Dabei kann man in der Nähe viel entdecken. Die Martinikirche im Nordwesten, den Grote Markt im Westen, im Südwesten das Lokal De Drie Gezusters, das jeder Student und jeder Tourist kennt, und direkt am Forum der Nieuwe Markt, der neue Markt mit einem Plaza, der so auch in Italien liegen könnte.

Jahrzehntelang sei dieser Flecken östlich des Großen Marktes eine „Dead End Zone“ gewesen, wie Forumsfrau Pernille Claessen es ausdrückt, eine „Sackgasse“, und das sei noch freundlich formuliert. Dunkel, etwas abgerockt, ein paar Billigläden, wenig Laufpublikum, dafür ein Klotz von Parkhaus, so sah das hier seit dem Zweiten Weltkrieg lange aus.
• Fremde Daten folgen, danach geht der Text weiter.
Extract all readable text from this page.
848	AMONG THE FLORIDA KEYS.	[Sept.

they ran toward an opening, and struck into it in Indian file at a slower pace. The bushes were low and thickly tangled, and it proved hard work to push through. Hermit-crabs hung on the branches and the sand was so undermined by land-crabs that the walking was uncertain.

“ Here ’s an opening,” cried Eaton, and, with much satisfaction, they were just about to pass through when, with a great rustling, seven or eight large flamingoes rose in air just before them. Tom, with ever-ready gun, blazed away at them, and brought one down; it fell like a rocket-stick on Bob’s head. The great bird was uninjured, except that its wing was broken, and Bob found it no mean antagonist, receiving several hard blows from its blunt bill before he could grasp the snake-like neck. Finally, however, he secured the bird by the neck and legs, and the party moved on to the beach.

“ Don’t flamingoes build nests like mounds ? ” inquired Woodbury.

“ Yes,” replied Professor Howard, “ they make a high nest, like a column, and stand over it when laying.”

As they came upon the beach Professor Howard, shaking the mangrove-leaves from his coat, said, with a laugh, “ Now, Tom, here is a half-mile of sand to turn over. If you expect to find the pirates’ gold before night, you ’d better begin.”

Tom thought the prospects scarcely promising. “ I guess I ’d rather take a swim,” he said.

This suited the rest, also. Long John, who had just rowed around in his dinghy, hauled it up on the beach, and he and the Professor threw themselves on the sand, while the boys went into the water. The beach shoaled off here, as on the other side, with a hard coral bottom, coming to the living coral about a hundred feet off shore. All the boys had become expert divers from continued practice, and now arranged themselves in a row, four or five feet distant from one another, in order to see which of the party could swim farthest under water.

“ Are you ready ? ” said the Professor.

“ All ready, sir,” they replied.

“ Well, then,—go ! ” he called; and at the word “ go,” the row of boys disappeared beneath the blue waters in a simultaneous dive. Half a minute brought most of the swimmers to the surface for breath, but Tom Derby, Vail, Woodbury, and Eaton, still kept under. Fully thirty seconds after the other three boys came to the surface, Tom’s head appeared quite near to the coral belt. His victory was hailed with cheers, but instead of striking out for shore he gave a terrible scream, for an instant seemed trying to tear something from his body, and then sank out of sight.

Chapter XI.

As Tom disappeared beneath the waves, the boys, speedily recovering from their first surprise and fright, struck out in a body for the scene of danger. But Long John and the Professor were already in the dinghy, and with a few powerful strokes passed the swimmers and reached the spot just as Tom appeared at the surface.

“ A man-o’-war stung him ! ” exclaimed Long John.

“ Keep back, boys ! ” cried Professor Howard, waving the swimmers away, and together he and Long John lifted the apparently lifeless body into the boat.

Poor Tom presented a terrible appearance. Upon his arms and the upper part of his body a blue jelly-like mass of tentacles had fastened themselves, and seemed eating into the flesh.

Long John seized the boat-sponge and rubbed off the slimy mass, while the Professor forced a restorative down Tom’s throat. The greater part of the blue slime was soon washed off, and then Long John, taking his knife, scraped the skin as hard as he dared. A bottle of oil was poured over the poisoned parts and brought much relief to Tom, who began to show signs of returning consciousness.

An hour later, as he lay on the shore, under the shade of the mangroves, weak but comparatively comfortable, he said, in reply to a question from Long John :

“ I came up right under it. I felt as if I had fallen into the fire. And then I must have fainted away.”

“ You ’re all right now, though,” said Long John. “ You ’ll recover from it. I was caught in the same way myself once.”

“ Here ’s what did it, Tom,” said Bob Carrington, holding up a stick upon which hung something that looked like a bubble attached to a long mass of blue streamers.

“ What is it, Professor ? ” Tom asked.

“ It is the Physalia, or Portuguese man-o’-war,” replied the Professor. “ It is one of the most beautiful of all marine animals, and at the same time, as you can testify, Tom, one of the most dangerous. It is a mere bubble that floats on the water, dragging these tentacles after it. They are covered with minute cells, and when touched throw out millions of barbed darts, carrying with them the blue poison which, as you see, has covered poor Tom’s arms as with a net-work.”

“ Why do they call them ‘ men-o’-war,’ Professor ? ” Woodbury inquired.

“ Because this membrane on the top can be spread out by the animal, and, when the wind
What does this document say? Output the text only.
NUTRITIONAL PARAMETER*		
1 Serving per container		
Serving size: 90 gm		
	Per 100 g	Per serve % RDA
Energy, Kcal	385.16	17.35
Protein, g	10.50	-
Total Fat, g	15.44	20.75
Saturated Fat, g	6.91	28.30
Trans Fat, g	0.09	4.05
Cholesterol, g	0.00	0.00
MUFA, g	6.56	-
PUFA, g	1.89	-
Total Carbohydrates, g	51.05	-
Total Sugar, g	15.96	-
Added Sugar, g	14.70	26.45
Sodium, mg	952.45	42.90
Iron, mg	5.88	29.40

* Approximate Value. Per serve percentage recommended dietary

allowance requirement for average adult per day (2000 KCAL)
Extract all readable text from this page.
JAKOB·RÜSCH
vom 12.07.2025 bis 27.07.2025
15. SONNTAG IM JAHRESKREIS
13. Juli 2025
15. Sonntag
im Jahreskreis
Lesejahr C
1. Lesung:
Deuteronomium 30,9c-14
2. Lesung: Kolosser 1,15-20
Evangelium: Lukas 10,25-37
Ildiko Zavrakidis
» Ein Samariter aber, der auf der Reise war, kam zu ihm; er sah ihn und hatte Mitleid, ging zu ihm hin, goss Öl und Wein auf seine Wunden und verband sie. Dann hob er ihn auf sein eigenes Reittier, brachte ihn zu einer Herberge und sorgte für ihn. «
Inzwischen ist hier jeden Tag Leben. Von morgens bis abends. Als Erstes kommen die Studenten und Museumsbesucher, sie bleiben den ganzen Tag über im Forum, ehe ab Nachmittag und bis zum späten Abend die Kinogänger eintreffen. Verabreden und Verweilen, Lesen und Lernen, Schauen und Schnacken. „Die Kombination aus diesen Faktoren ist das Erfolgsrezept des Forums“, sagt Pernille Claessen.

Vor allem die Ausstellungen, die sie hier seit der Eröffnung gezeigt haben, waren Publikumsmagneten. Es ging um populäre Kunst, Technik oder Wissenschaft. Wallace und Gromit und Shawn, das Schaf. Künstliche Intelligenz und Animationen. Aktuell läuft eine Schau über die Entwicklung von Videospielen vom Computer Space von 1971 über Commodore 64 bis Street Fighter 4 und Playstation 5.

An dem ausgestellten Spielautomaten mit dem kurvigen Gehäuse aus Fiberglas kommen auch der Mann und die Frau im Foyer nicht vorbei, die mit ihren zwei Kindern durch das Forum schlendern. Der Nachwuchs ist neugierig geworden, und auch der Vater scheint Lust zu haben. Man diskutiert kurz, offenbar Besucher aus Deutschland. Dann steht die Entscheidung fest. Die Familie kauft kurzentschlossen Karten für die Ausstellung.